Classifying TBI as Mild, Moderate or Severe is Outdated and Counterproductive
The August issue of the Journal of the American Medical Association (JAMA) includes a “Viewpoint” by two leading neuroscientists promoting the use of an “International Knowledge-Based Approach” to traumatic brain injury (TBI).
One of the causes of the failure of clinical trials to successfully treat TBI, the authors contend, is the common classification of TBIs as “mild, moderate or severe.” These classifications do not incorporate newer insights and findings from diagnostic tools such as imaging and biomarkers and therefore do not promote “mechanistic targeting” for clinical trials. The authors support the transition to a more nuanced approach, a precise disease classification model that is based on the precise pathoanatomical and molecular features of the injury.

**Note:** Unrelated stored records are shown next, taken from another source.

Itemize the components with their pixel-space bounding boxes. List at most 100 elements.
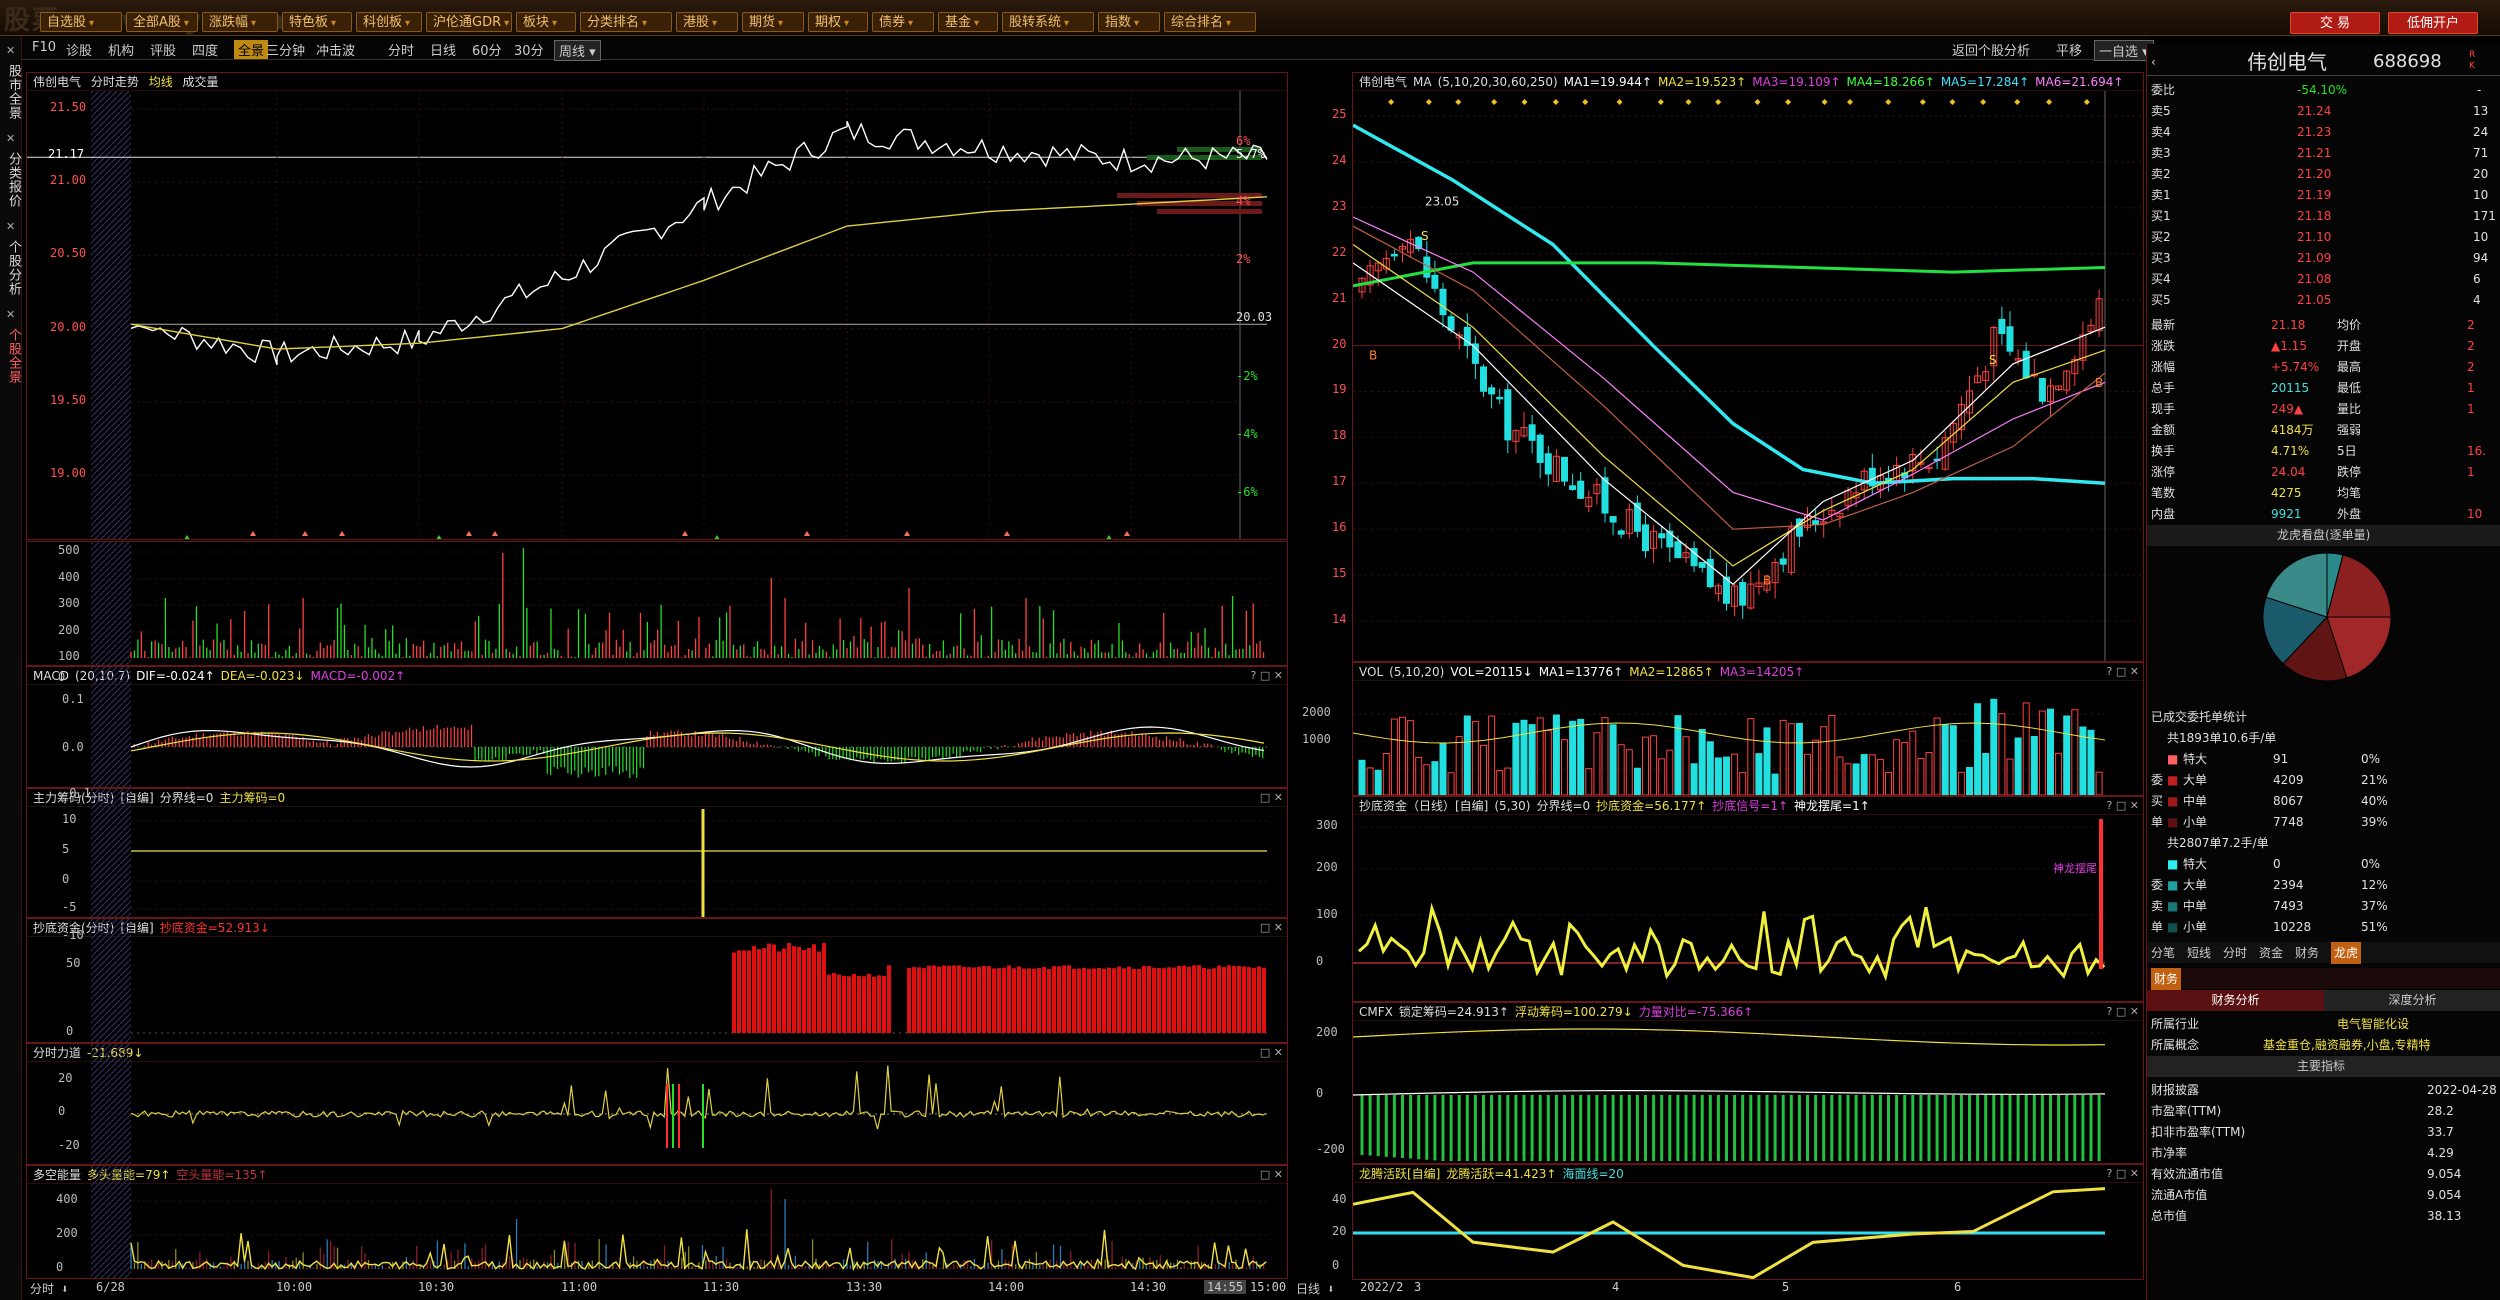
back-icon[interactable]: ‹	[2151, 48, 2156, 76]
signal-diamond	[1885, 99, 1892, 105]
tab-12[interactable]: 周线 ▾	[554, 40, 601, 61]
kvol-pane[interactable]: VOL (5,10,20) VOL=20115↓ MA1=13776↑ MA2=1286…	[1352, 662, 2144, 796]
subtab-deep[interactable]: 深度分析	[2324, 990, 2500, 1011]
fund-bar	[817, 951, 821, 1033]
close-icon[interactable]: ✕	[6, 308, 15, 321]
quote-tab-5[interactable]: 龙虎	[2331, 942, 2362, 964]
kvol-bar	[1455, 736, 1463, 795]
volume-tick: 400	[58, 570, 80, 584]
tab-3[interactable]: 评股	[150, 40, 176, 59]
tab-4[interactable]: 四度	[192, 40, 218, 59]
toolbar-button-9[interactable]: 期货 ▾	[742, 12, 804, 32]
tab-11[interactable]: 30分	[514, 40, 544, 59]
ask-row: 卖3 21.21 71	[2147, 143, 2500, 164]
trade-button[interactable]: 交 易	[2290, 12, 2380, 34]
toolbar-button-6[interactable]: 板块 ▾	[516, 12, 576, 32]
tab-right-0[interactable]: 返回个股分析	[1952, 40, 2030, 59]
toolbar-button-0[interactable]: 自选股 ▾	[40, 12, 122, 32]
order-pct: 0%	[2361, 857, 2381, 871]
sell-order-row: ■ 特大 0 0%	[2147, 854, 2500, 875]
fin-value: 2022-04-28	[2427, 1083, 2497, 1097]
toolbar-button-8[interactable]: 港股 ▾	[676, 12, 738, 32]
candle	[1471, 343, 1479, 364]
tab-10[interactable]: 60分	[472, 40, 502, 59]
left-tab-0[interactable]: 股市全景	[1, 58, 21, 126]
open-account-button[interactable]: 低佣开户	[2388, 12, 2478, 34]
close-icon[interactable]: ✕	[6, 220, 15, 233]
ask-volume: 20	[2473, 167, 2489, 181]
macd-pane[interactable]: MACD(20,10,7)DIF=-0.024↑DEA=-0.023↓MACD=…	[26, 666, 1288, 788]
quote-tab-2[interactable]: 分时	[2223, 942, 2247, 964]
kline-pane[interactable]: 伟创电气 MA (5,10,20,30,60,250) MA1=19.944↑ MA2=…	[1352, 72, 2144, 662]
tab-7[interactable]: 冲击波	[316, 40, 355, 59]
toolbar-button-10[interactable]: 期权 ▾	[808, 12, 868, 32]
toolbar-button-12[interactable]: 基金 ▾	[938, 12, 998, 32]
main-chip-pane[interactable]: 主力筹码(分时) [自编] 分界线=0 主力筹码=0 □ ✕	[26, 788, 1288, 918]
fund-bar	[1242, 966, 1246, 1033]
tab-5[interactable]: 全景	[234, 40, 269, 59]
fund-bar	[947, 965, 951, 1033]
toolbar-button-13[interactable]: 股转系统 ▾	[1002, 12, 1094, 32]
fund-bar	[1097, 967, 1101, 1033]
toolbar-button-1[interactable]: 全部A股 ▾	[126, 12, 198, 32]
side-label: 委	[2151, 878, 2164, 892]
close-icon[interactable]: ✕	[6, 132, 15, 145]
kcd-spike	[2099, 819, 2103, 969]
toolbar-button-2[interactable]: 涨跌幅 ▾	[202, 12, 278, 32]
kcd-pane[interactable]: 抄底资金（日线）[自编] (5,30) 分界线=0 抄底资金=56.177↑ 抄底信号=…	[1352, 796, 2144, 1002]
stat-label: 均笔	[2337, 486, 2362, 500]
quote-tab-1[interactable]: 短线	[2187, 942, 2211, 964]
kvol-bar	[1471, 720, 1479, 795]
finance-tab[interactable]: 财务	[2151, 968, 2182, 990]
time-tick: 14:55	[1204, 1280, 1247, 1294]
tab-1[interactable]: 诊股	[66, 40, 92, 59]
toolbar-button-5[interactable]: 沪伦通GDR ▾	[426, 12, 512, 32]
cmfx-pane[interactable]: CMFX 锁定筹码=24.913↑ 浮动筹码=100.279↓ 力量对比=-75.36…	[1352, 1002, 2144, 1164]
left-tab-3[interactable]: 个股全景	[1, 322, 21, 390]
stat-value: ▲1.15	[2271, 339, 2307, 353]
fin-value: 9.054	[2427, 1188, 2462, 1202]
tab-right-2[interactable]: 一自选 ▾	[2094, 40, 2154, 61]
tab-right-1[interactable]: 平移	[2056, 40, 2082, 59]
quote-tab-0[interactable]: 分笔	[2151, 942, 2175, 964]
bid-row: 买3 21.09 94	[2147, 248, 2500, 269]
price-tick: 21.00	[50, 173, 87, 188]
subtab-finance[interactable]: 财务分析	[2147, 990, 2324, 1011]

As discussed in my previous post on “Meta- Analysis,” the existing classification approach lumps TBIs into the mild, moderate or severe category based on acute symptoms, such as length of unconsciousness or alteration of consciousness, or Glasgow Coma Scale, and assumes that all injuries with similar symptoms will follow a similar course. In other words, brain injuries are treated as “homogeneous” when we know from research over the last several years that they are very “heterogeneous.”
As we have gained more ability to measure brain pathology following injury, it makes more sense to focus on the actual injury, not just the acute symptoms.
One study the authors point to as holding promise for providing a more useful approach is a 2013 study by Yuh, et al, in the Annals of Neurology where magnetic imaging uncovered structural abnormalities in approximately 30% of 135 patients with mild TBI and a normal computed tomographic (CT) scan. The presence of these abnormalities predicted an unfavorable outcome at three months. “This study,” the author of the Viewpoint say, “represents an important step toward improved stratification of heterogeneous patient subgroups within the population traditionally classified as having mild TBI or concussion.”
Another development referred to by the authors has also been discussed in this blog, the newly validated blood-based glial proteomic biomarkers which have been shown to reliably detect the presence and severity of brain injury seen on CT scan.
Progress towards a more nuanced approach to TBI continued with a very recent October 2013 article in the Journal of Neurotrauma presenting evidence that there are genetic influences on the outcome following a TBI, impacting the neuroinflammatory processes that contribute to the severity of outcome.
It is time to move beyond the unproductive use of terms like “mild, moderate and severe” and develop an approach that takes advantage of our growing understanding of the brain and its response to trauma.